For all the public wrangling over its attribution, fascination with the "Salvator Mundi" initially stemmed from its remarkable history.
Thought to have been commissioned by Louis XII of France, the artwork was later owned by England's Charles I. Some historians believe it was later kept in the private chambers of Charles II's wife, Henrietta Maria.
But the painting's storied past is also filled with long periods in which -- like today -- its whereabouts were unknown.
The "Salvator Mundi" was unaccounted for between 1763 and 1900, when it was acquired by the painter and collector Sir Charles Robinson (at which time it was still being credited as the work of Luini). It sold at Sotheby's in 1958 for just £45 (approximately $57), and then again disappeared before resurfacing at a small auction house in the US.

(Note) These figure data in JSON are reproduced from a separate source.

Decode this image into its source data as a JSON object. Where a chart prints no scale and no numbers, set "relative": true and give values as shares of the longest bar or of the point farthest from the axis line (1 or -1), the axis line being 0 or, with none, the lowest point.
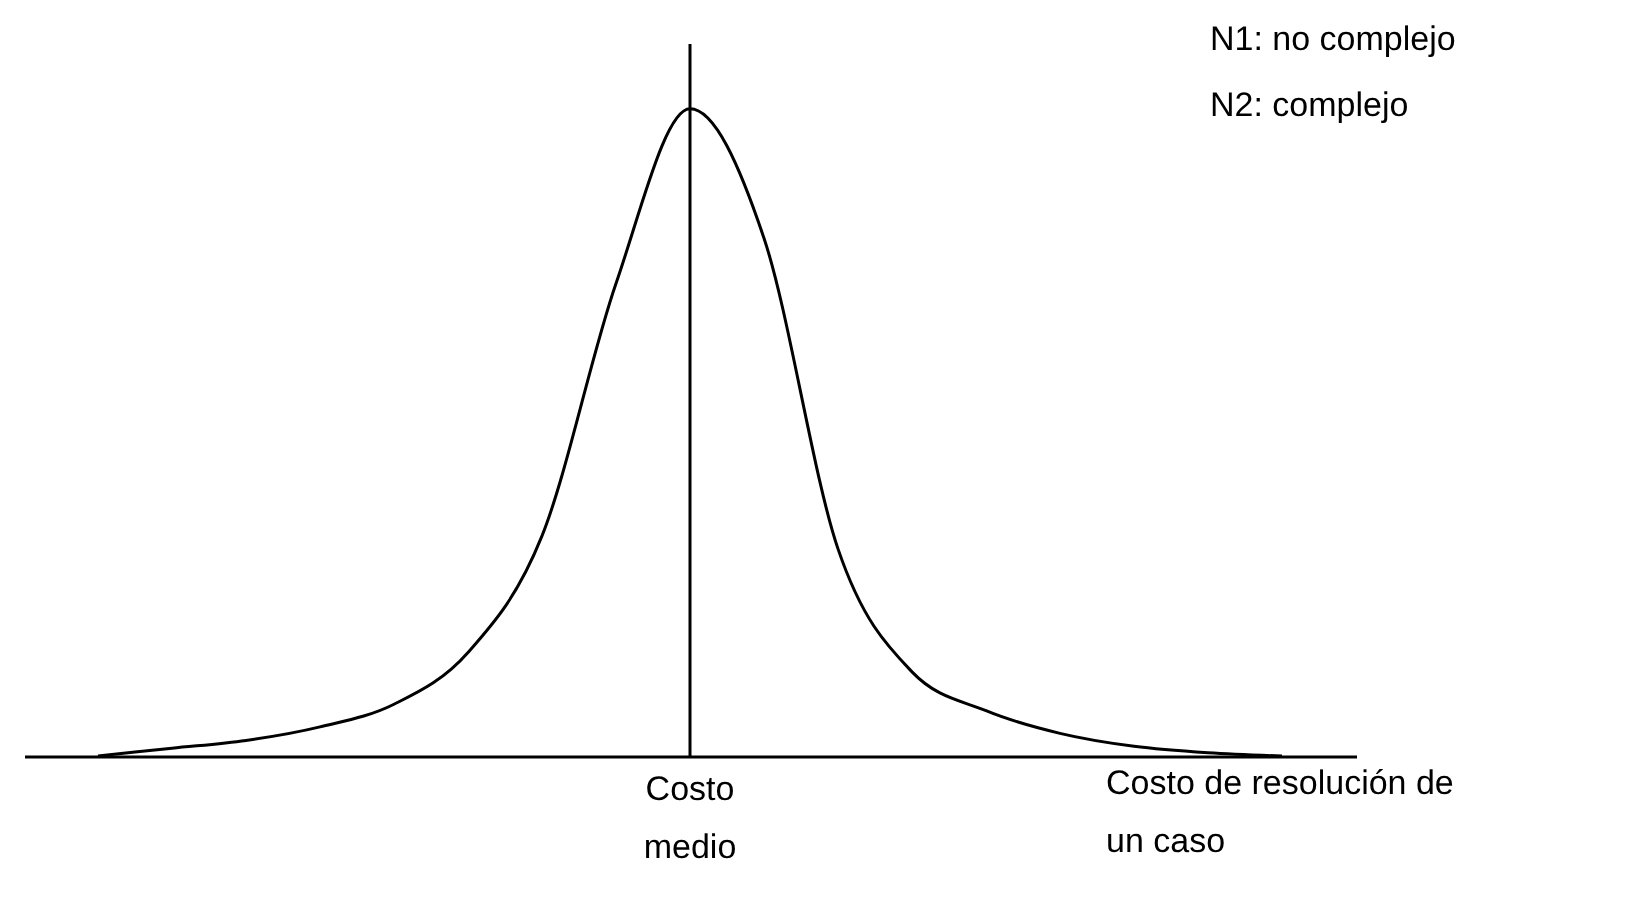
{
  "chart_data": {
    "type": "line",
    "relative": true,
    "xlabel": "Costo de resolución de un caso",
    "categories": [
      null,
      null,
      null,
      null,
      null,
      null,
      null,
      null,
      null,
      null,
      null,
      null,
      null,
      null,
      null,
      null,
      null
    ],
    "series": [
      {
        "color": "#000000",
        "values": [
          0,
          0.012,
          0.024,
          0.045,
          0.08,
          0.16,
          0.34,
          0.73,
          1.0,
          0.8,
          0.32,
          0.13,
          0.07,
          0.035,
          0.015,
          0.005,
          0
        ]
      }
    ],
    "annotations": [
      "N1: no complejo",
      "N2: complejo",
      {
        "text": "Costo medio"
      }
    ],
    "legend": false,
    "marker": "none",
    "line_style": "solid"
  }
}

It was here that Simon and Parrish took their gamble. And in 2013, following the painting's authentication, they sold it for $80 million (more than 8,000 times what they had paid for it) to Swiss art dealer Yves Bouvier, who, shortly after, sold it to Russian businessman Dmitry Rybolovlev for $127.5 million.
This rags-to-riches tale -- coupled with the painting's rich provenance and the fact that it's considered one of around 20 surviving Leonardo works -- proves, perhaps, that the value of an artwork is as much about its story as its aesthetic value.
But recent twists in this remarkable tale may have had the opposite effect.
"I think it would be very difficult to sell it now for $450 million," Lewis said. "It would just be impossible -- it's too controversial."
The Saudi government and the Louvre Abu Dhabi had not responded to CNN's requests for comment at the time of publication.